Orange County is richer in alluviums than any other in the State, as they cover about 40,000 acres. The "Drowned Lands," as they were formerly called, include about forty square miles, and are partly in New Jersey, but mostly in New York, extending in Orange from Cheeunk Outlet in Goshen through Wawayanda and Minisink to the New Jersey line, and covering about 17,000 acres. They contain a number of fertile islands, and thousands of acres of the waste lands have been recovered by means of an artificial outlet, which, at first a mere ditch, has been deepened and widened by the flowing water until the principal flow is through it. These recovered lands are rich and productive.
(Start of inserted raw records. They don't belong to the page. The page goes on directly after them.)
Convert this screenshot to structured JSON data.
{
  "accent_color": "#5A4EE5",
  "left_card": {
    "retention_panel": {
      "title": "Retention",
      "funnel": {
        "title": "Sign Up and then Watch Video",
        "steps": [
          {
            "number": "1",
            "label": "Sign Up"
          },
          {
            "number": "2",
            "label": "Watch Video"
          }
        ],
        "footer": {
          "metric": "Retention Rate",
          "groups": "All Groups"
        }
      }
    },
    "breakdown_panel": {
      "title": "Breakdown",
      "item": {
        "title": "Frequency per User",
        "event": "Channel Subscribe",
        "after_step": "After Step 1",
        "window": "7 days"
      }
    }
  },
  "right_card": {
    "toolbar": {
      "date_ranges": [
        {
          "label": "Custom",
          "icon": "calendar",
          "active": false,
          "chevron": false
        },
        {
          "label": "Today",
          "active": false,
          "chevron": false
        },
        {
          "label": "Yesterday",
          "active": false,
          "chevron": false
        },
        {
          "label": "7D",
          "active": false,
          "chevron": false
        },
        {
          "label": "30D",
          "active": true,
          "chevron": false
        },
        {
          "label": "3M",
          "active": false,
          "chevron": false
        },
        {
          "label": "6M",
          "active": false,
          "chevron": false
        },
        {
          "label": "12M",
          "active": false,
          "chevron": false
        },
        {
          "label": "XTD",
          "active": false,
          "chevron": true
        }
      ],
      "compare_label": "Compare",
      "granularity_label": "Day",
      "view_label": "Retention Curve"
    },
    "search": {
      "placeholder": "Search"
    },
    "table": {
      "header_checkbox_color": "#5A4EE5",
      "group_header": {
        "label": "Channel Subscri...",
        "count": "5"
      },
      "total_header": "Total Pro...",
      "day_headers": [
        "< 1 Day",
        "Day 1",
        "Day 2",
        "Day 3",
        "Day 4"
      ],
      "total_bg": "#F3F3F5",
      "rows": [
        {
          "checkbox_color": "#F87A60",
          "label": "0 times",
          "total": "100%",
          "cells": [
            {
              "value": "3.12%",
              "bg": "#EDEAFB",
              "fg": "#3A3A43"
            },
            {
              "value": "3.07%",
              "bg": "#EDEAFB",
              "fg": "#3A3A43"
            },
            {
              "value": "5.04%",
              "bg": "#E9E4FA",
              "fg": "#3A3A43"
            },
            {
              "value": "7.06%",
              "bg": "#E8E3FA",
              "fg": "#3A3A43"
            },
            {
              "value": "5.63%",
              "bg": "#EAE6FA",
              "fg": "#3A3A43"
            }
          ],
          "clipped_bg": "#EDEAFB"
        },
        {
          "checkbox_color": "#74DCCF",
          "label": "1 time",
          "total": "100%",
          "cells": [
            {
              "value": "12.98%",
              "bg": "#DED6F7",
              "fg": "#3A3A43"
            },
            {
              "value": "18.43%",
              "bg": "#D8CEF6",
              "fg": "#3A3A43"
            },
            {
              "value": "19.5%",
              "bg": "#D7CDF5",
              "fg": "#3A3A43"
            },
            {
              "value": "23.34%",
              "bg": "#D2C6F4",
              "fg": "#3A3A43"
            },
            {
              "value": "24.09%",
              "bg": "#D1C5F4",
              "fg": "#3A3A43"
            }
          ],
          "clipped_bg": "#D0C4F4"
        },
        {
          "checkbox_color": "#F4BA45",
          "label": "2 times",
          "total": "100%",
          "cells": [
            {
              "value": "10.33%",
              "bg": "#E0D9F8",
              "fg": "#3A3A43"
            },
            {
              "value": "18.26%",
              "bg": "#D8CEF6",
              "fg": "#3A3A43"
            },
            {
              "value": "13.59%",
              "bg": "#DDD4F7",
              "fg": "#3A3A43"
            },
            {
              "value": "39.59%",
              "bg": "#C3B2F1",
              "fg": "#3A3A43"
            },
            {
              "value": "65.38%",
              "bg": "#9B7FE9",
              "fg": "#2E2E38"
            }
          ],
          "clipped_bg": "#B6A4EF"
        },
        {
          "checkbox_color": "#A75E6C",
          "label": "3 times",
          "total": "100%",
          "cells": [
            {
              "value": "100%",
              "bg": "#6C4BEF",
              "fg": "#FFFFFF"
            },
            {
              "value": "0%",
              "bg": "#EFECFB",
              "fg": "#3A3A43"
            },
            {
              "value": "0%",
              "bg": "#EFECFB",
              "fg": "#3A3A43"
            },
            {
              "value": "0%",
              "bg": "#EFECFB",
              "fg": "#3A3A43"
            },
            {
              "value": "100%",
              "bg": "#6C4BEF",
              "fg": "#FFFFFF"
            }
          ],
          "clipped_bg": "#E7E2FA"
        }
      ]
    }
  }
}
They are belted by the Wallkill and three creeks, and the Wallkill's course through them is long because so crooked. The Gray Court meadows extend from near Craigville in Blooming Grove into the northern part of Chester, and embrace about 500 acres, which are nearly all under cultivation and very productive. They are drained by Cromeline Creek. The Black Meadows, in Chester and Warwick, are about 1,000 acres in extent, and Black Meadow Creek flows through them. Long Swamp, in Warwick, also contains about 1,000 acres, and is drained into New Jersey. Great Pine Swamp extends northward from Howells on the Erie railroad seven miles in the town of Wallkill, and embraces many oases and cultivated farms. There are several other scattered areas of swamp lands. In the marl and peat beds in several localities many bones of the extinct mastodon have been found, including two complete skeletons. One of the latter was taken from a bed near Coldenham in 1845, and weighed 1,995 pounds, and the other from a bed in the town of Mt. Hope, and weighed 1,700 pounds.

The topography of the county has been changed somewhat by its railroads, of which there are 250 miles, not including double trackage or trolley roads. The following places in towns extending across the county have each direct railroad communication north, east, south and west: Port Jervis, Middletown, Campbell Hall, Goshen, Chester and Newburgh. The wagon roads are numerous, generally good, and are charming arteries for carriages and automobiles.